Today, things aren’t so clear. Portable computers of all kinds are increasingly powered by ARM chips. In fact, some of the big research houses that crunch the data and work out the trends have been bundling tablets in with conventional laptop and desktop computers under the all-encompassing ‘personal computer’ label for a while.

More recently, Microsoft revealed that its upcoming ARM-compatible operating system, which appears to be more or less a port of Windows 8, will deliver the full Windows desktop even if there will be limitations regards the apps you can run.

Not that I necessarily think that Windows for ARM will be a terribly big deal. But it does feed into the broader picture where internet access and computing in general is becoming ever more mobile and ever less tethered to x86processors.

Already, more people around the world access the internet from a mobile device rather than conventional computers.

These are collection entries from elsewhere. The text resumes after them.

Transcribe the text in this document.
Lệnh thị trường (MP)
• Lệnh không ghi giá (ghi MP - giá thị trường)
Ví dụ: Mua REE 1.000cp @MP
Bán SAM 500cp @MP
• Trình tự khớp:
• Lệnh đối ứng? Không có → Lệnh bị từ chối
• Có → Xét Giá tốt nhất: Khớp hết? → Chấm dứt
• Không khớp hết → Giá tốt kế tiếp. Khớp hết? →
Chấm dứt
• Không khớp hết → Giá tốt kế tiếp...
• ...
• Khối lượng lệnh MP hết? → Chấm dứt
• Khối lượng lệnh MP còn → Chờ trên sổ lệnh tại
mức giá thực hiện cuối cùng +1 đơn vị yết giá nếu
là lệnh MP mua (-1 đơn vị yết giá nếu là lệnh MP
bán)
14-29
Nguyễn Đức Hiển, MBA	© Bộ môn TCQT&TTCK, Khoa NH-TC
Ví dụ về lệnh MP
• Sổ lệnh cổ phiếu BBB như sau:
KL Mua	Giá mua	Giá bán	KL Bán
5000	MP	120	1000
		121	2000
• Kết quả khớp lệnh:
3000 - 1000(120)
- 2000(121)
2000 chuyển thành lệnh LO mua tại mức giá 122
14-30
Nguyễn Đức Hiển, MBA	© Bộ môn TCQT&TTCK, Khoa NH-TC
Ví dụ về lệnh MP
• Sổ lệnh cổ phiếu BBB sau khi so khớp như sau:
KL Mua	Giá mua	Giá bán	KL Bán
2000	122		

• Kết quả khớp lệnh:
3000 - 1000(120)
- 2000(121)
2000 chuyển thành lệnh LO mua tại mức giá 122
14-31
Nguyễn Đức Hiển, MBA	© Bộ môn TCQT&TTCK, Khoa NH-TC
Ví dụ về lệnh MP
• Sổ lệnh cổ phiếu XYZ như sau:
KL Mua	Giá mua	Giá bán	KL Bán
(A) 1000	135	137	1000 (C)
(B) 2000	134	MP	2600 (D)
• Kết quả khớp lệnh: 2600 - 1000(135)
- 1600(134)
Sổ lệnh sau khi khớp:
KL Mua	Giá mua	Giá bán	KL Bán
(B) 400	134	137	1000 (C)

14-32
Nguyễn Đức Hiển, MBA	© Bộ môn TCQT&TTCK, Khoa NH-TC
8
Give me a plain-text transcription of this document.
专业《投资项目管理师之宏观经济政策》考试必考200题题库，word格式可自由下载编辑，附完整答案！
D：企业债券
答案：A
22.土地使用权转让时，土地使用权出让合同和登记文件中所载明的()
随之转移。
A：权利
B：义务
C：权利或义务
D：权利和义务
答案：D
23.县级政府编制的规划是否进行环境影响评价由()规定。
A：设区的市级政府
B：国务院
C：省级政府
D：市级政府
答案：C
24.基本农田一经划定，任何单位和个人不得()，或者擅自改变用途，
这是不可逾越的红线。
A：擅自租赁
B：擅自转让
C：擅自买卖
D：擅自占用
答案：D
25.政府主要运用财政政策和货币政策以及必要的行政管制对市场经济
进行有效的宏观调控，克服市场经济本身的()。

Cisco even reckons there will be many more mobile internet devices than people by 2016. And they’ll very probably all be ARM powered.

At the same time, while Intel and AMD attempt to squeeze x86 chips into ever smaller form factors, ARM chips are heading in the other direction and becoming ever more sophisticated powerful. Nvidia, for instance, says it plans to offer multi-core ARM processors suitable for heavy duty server computers, probably in 2014.

As it happens, it increasingly looks like AMD might give in to the ARM architecture and use it for its own chips.

Whether that actually happens or not, ARM architectures are certainly due to take on capabilities previously reserved for high performance systems, such as 64-bit instruction sets and out-of-order execution.

It won’t be long before a high end smartphone has all the computing power most consumers really need. And that raises the possibility of using a single device both on the move and docked on the desktop. Meanwhile, cloud and browser-based apps and services are increasingly making the argument you need that x86 ecosystem and broad compatibility seem pretty redundant.

Now, I don’t want to get carried away. There’s plenty to shake out and I for one think ye olde mouse and keyboard interface has plenty of legs left when it comes to getting stuff done. So, I’m not saying tablets are about to take over or anything along those lines.

But I can also feel the winds of change. Thus, my plan is to get hold of one of the latest transformable Android tablets and see if it can truly replace my precious laptop PC.

I’ll still have my desktop and my smartphone, of course. So in terms of overall device count, nothing will have changed. But I reckon it will still provide an intriguing insight into what being a PC is all about.